During the two oil booms of the 1970s, Indonesia mobilised the oil windfall to advance major investments in education provision across the country, while also channelling the windfall to economic diversification projects. Indonesia was the most populous and the poorest of the countries in the world to receive an oil windfall. In 1974, GDP per capita was USD 200. However, the country did not earmark oil revenues to specific expenditures; oil revenues accrued to the central government budget. However, as oil revenues provided the majority of the government budget during the period, it can be interpreted as a case of symbolic earmarking. Oil revenues peaked at more than 70% of the budget in the early 1980s, falling to roughly 20% by the mid-1990s (Alisjahbana, 2005). Development spending doubled because of the oil windfall. In 1973, development expenditure was 63% the amount spent on current expenditures. By 1975, development expenditure exceeded current expenditure by 25%. Development expenditure either matched or exceeded current expenditure through the remainder of the oil boom (Gelb, 1988).

Some of this increased development expenditure was channelled to the Sekolah Dasar (basic education) programme.

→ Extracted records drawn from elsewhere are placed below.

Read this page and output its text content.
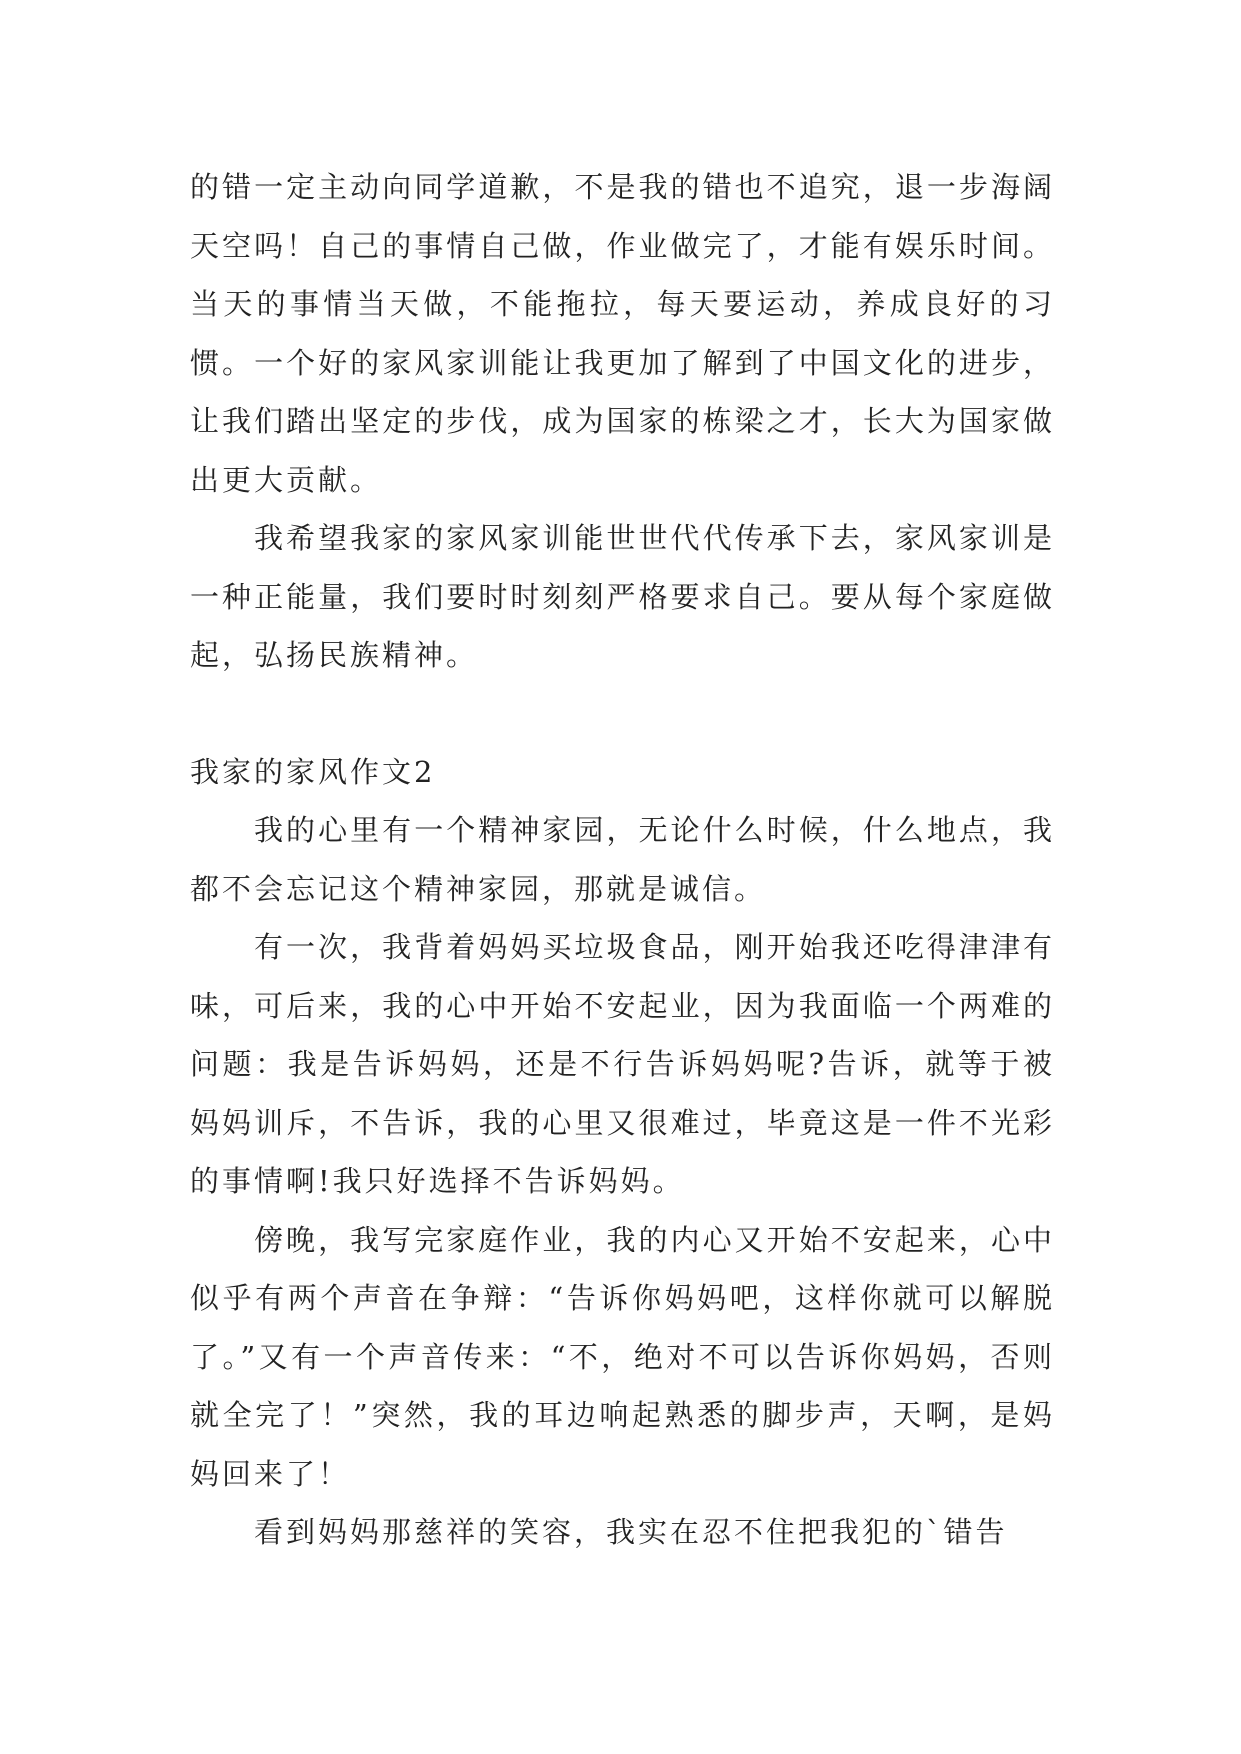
的错一定主动向同学道歉，不是我的错也不追究，退一步海阔天空吗！自己的事情自己做，作业做完了，才能有娱乐时间。当天的事情当天做，不能拖拉，每天要运动，养成良好的习惯。一个好的家风家训能让我更加了解到了中国文化的进步，让我们踏出坚定的步伐，成为国家的栋梁之才，长大为国家做出更大贡献。

我希望我家的家风家训能世世代代传承下去，家风家训是一种正能量，我们要时时刻刻严格要求自己。要从每个家庭做起，弘扬民族精神。

我家的家风作文2

我的心里有一个精神家园，无论什么时候，什么地点，我都不会忘记这个精神家园，那就是诚信。

有一次，我背着妈妈买垃圾食品，刚开始我还吃得津津有味，可后来，我的心中开始不安起业，因为我面临一个两难的问题：我是告诉妈妈，还是不行告诉妈妈呢?告诉，就等于被妈妈训斥，不告诉，我的心里又很难过，毕竟这是一件不光彩的事情啊!我只好选择不告诉妈妈。

傍晚，我写完家庭作业，我的内心又开始不安起来，心中似乎有两个声音在争辩：“告诉你妈妈吧，这样你就可以解脱了。”又有一个声音传来：“不，绝对不可以告诉你妈妈，否则就全完了！”突然，我的耳边响起熟悉的脚步声，天啊，是妈妈回来了！

看到妈妈那慈祥的笑容，我实在忍不住把我犯的`错告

Between 1973 and 1979, Indonesia constructed 61 807 schools. This was the world’s largest ever school construction programme (1.5% of 1973 GDP). The number of schools built represented 1 for every 500 children aged 5-14 in 1971. Each school was designed for 120 students and 3 teachers. The central government also recruited and paid the teachers’ salaries. Enrolment of children aged 7 to 12 increased from 69% to 83%. Before the programme in the early 1970s, enrolment had been declining and there was no capital investment in schools. Duflo (2001) estimates that the programme led to an average increase of 0.12 to 0.19 years of education, with an increase in wages of 1.5% to 2.7%. This suggests that the large government intervention in the supply of education was effective. As such, Indonesia made efficient use of the oil windfall.

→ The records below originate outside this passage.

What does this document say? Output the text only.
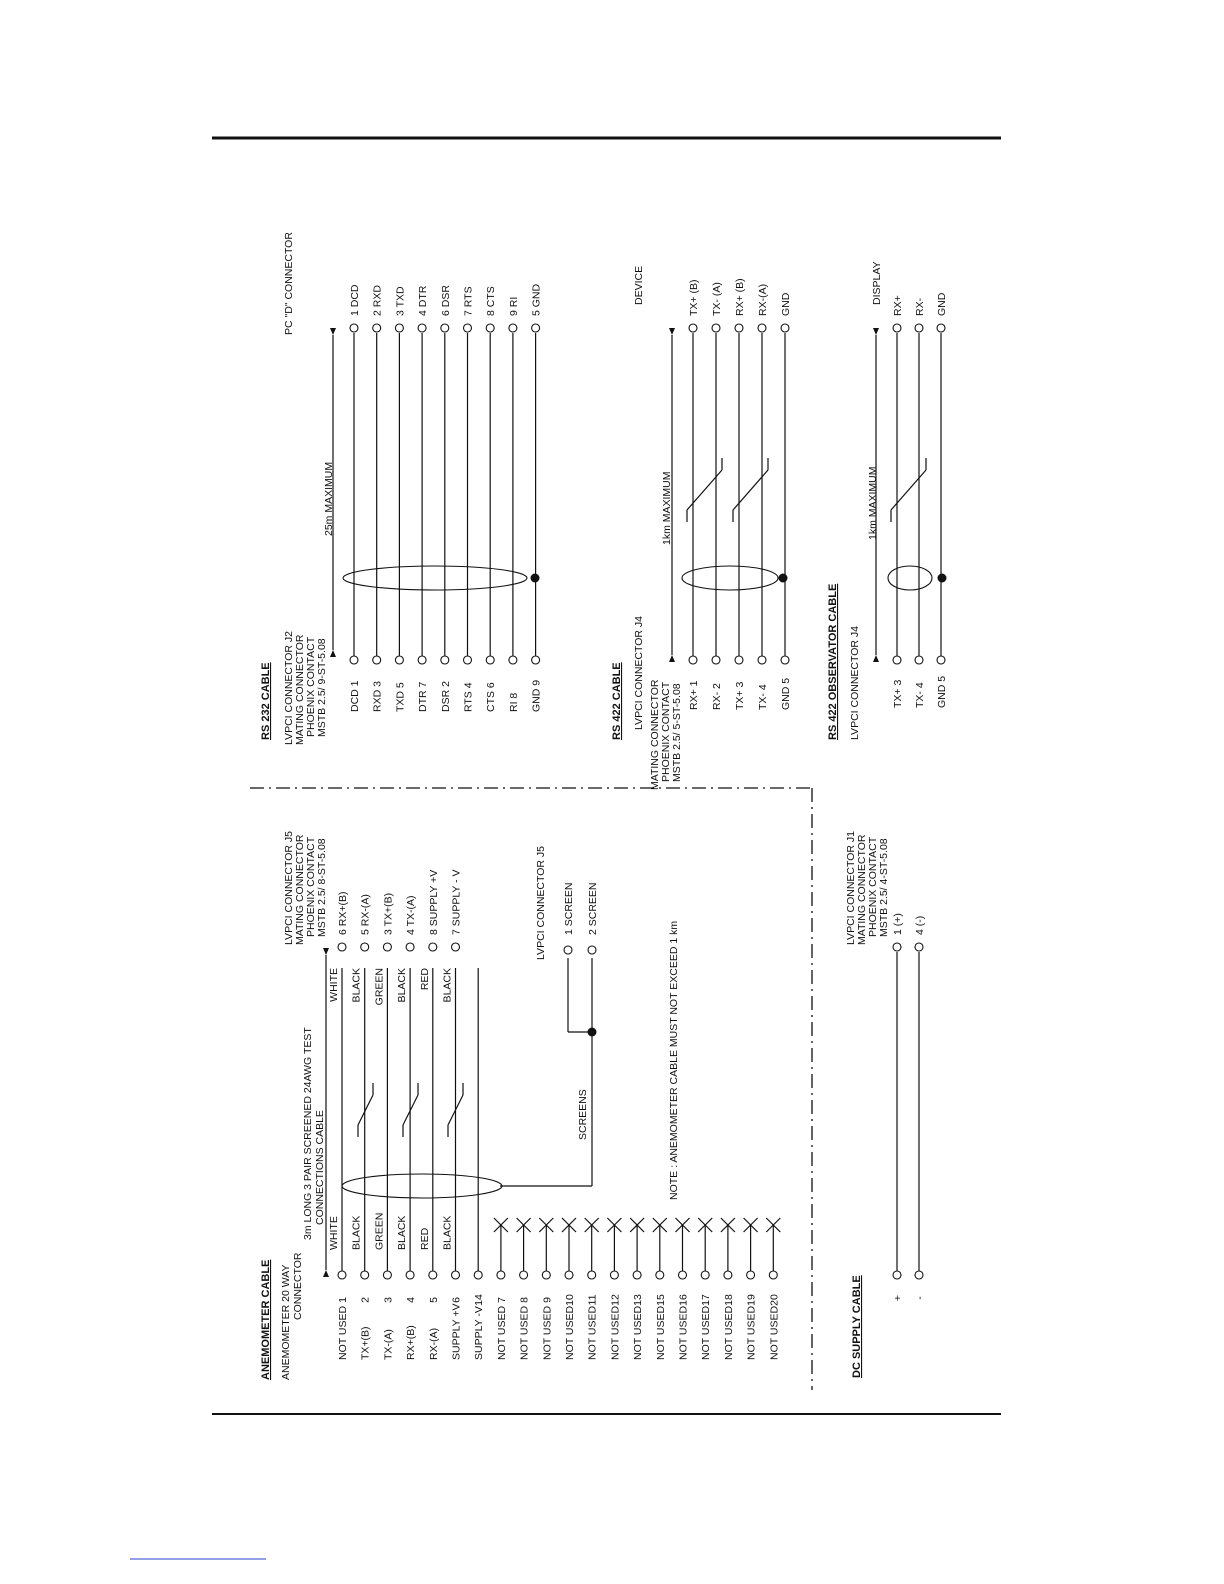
ANEMOMETER CABLE ANEMOMETER 20 WAY CONNECTOR
3m LONG 3 PAIR SCREENED 24AWG TEST CONNECTIONS CABLE
LVPCI CONNECTOR J5 MATING CONNECTOR PHOENIX CONTACT MSTB 2.5/ 8-ST-5.08
NOT USED
1
WHITE
WHITE
6 RX+(B)
TX+(B)
2
BLACK
BLACK
5 RX-(A)
TX-(A)
3
GREEN
GREEN
3 TX+(B)
RX+(B)
4
BLACK
BLACK
4 TX-(A)
RX-(A)
5
RED
RED
8 SUPPLY +V
SUPPLY +V
6
BLACK
BLACK
7 SUPPLY - V
SUPPLY -V
14
NOT USED
7
NOT USED
8
NOT USED
9
NOT USED
10
NOT USED
11
NOT USED
12
NOT USED
13
NOT USED
15
NOT USED
16
NOT USED
17
NOT USED
18
NOT USED
19
NOT USED
20
LVPCI CONNECTOR J5 1 SCREEN 2 SCREEN
SCREENS	NOTE : ANEMOMETER CABLE MUST NOT EXCEED 1 km
DC SUPPLY CABLE
LVPCI CONNECTOR J1 MATING CONNECTOR PHOENIX CONTACT MSTB 2.5/ 4-ST-5.08
+
1 (+)
-
4 (-)
RS 232 CABLE LVPCI CONNECTOR J2 MATING CONNECTOR PHOENIX CONTACT MSTB 2.5/ 9-ST-5.08
25m MAXIMUM
PC "D" CONNECTOR
DCD 1
1 DCD
RXD 3
2 RXD
TXD 5
3 TXD
DTR 7
4 DTR
DSR 2
6 DSR
RTS 4
7 RTS
CTS 6
8 CTS
RI 8
9 RI
GND 9
5 GND
RS 422 CABLE LVPCI CONNECTOR J4
MATING CONNECTOR PHOENIX CONTACT MSTB 2.5/ 5-ST-5.08
1km MAXIMUM
DEVICE
RX+ 1
TX+ (B)
RX- 2
TX- (A)
TX+ 3
RX+ (B)
TX- 4
RX-(A)
GND 5
GND
RS 422 OBSERVATOR CABLE LVPCI CONNECTOR J4
1km MAXIMUM
DISPLAY
TX+ 3
RX+
TX- 4
RX-
GND 5
GND
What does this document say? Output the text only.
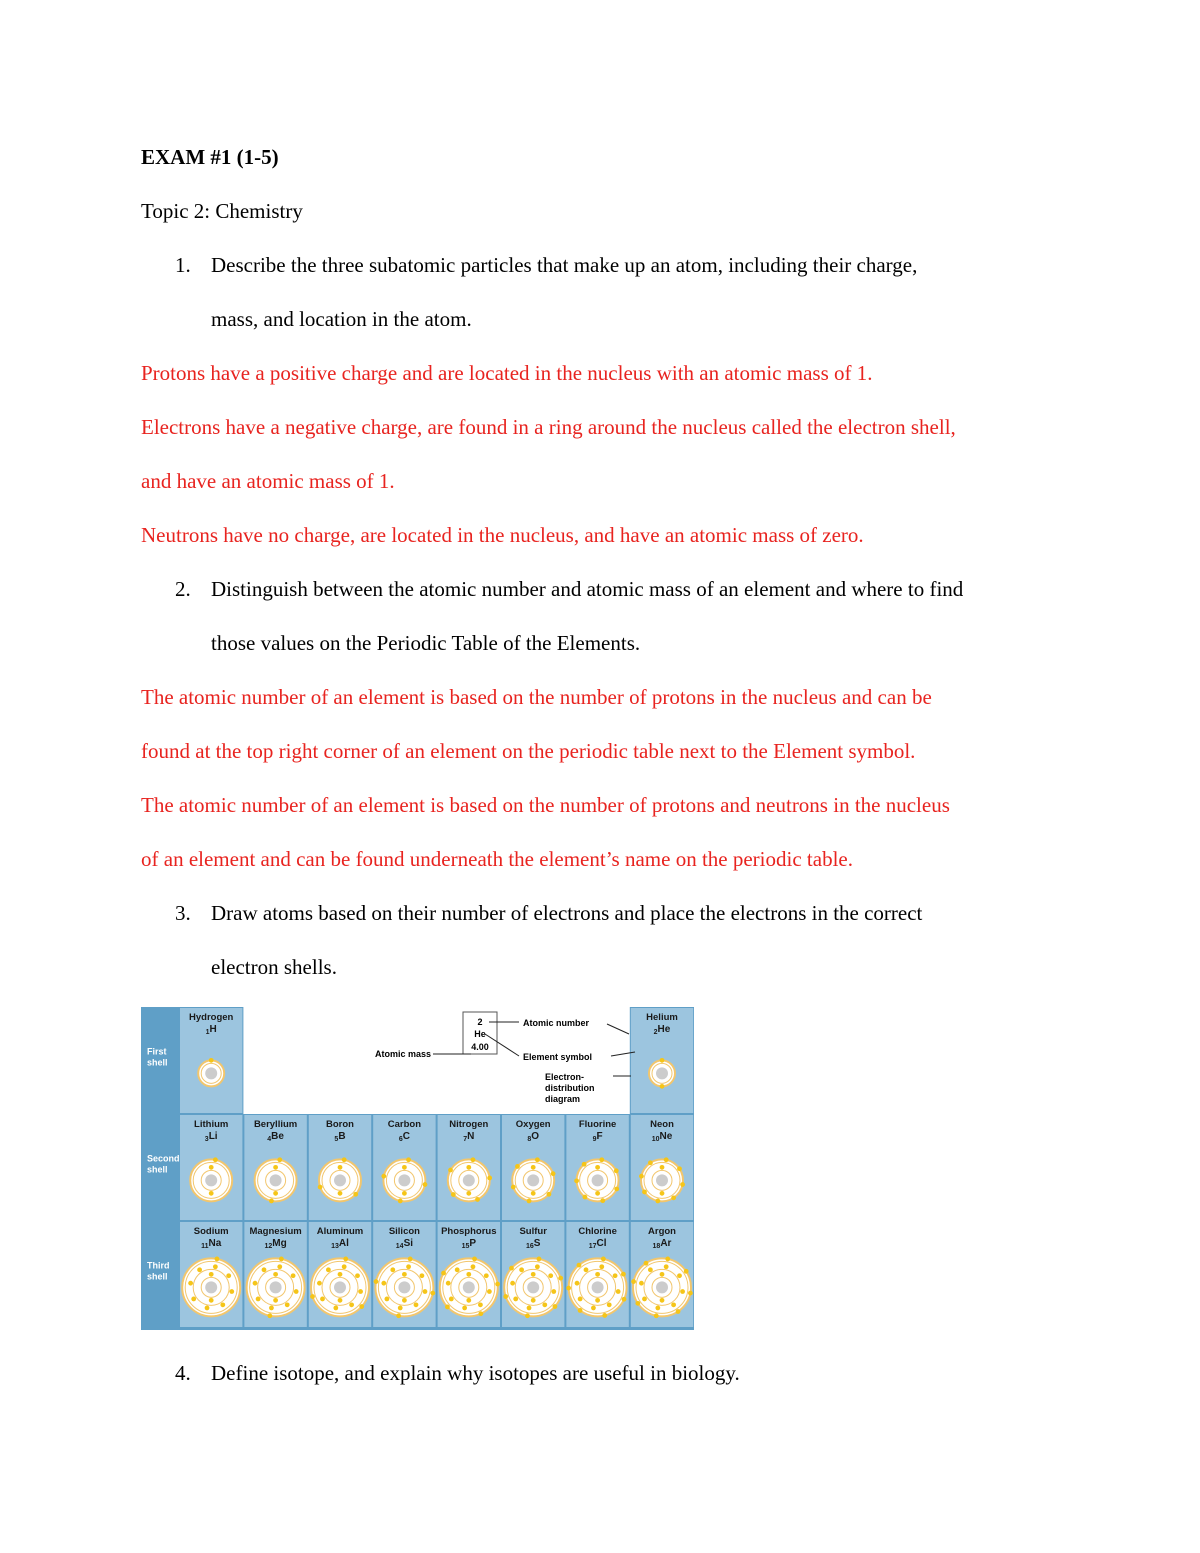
EXAM #1 (1-5)
Topic 2: Chemistry
1. Describe the three subatomic particles that make up an atom, including their charge,
mass, and location in the atom.
Protons have a positive charge and are located in the nucleus with an atomic mass of 1.
Electrons have a negative charge, are found in a ring around the nucleus called the electron shell,
and have an atomic mass of 1.
Neutrons have no charge, are located in the nucleus, and have an atomic mass of zero.
2. Distinguish between the atomic number and atomic mass of an element and where to find
those values on the Periodic Table of the Elements.
The atomic number of an element is based on the number of protons in the nucleus and can be
found at the top right corner of an element on the periodic table next to the Element symbol.
The atomic number of an element is based on the number of protons and neutrons in the nucleus
of an element and can be found underneath the element’s name on the periodic table.
3. Draw atoms based on their number of electrons and place the electrons in the correct
electron shells.
First
shell
Second
shell
Third
shell
Hydrogen
$_1$H
Helium
$_2$He
Lithium
$_3$Li
Beryllium
$_4$Be
Boron
$_5$B
Carbon
$_6$C
Nitrogen
$_7$N
Oxygen
$_8$O
Fluorine
$_9$F
Neon
$_{10}$Ne
Sodium
$_{11}$Na
Magnesium
$_{12}$Mg
Aluminum
$_{13}$Al
Silicon
$_{14}$Si
Phosphorus
$_{15}$P
Sulfur
$_{16}$S
Chlorine
$_{17}$Cl
Argon
$_{18}$Ar
2
He
4.00
Atomic number
Atomic mass	Element symbol
Electron-
distribution
diagram
4. Define isotope, and explain why isotopes are useful in biology.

Indonesia also employed the oil windfall to advance agricultural development. Major investments were made in developing natural gas resources, for export to Japan and as an input for agricultural fertiliser production. Fertiliser was then distributed to farmers at subsidised prices, a practice which continues currently. With the benefit of new high-yield and disease-resistant rice varieties, Indonesia farmers greatly increased yields, pushing down prices for consumers. As a predominantly rural and agricultural-based economy, improved agricultural production and lower prices helped support economic diversification, underwriting the movement and growth of labour to low-wage export-orientated manufacturing in the early 1980s. Rural economies were furthermore supported by major investments in infrastructure (including construction of schools for the Sekolah Dasar programme), receiving a quarter of public infrastructure investment during the oil boom.

The lesson to draw from Indonesia is that this prioritisation of development expenditure did not require a specific earmarking of oil revenues. In fact, these development policy priorities had been established before the oil boom, which came unexpectedly. The oil boom simply facilitated the large-scale expansion and rollout of these programmes (Gelb, 2012).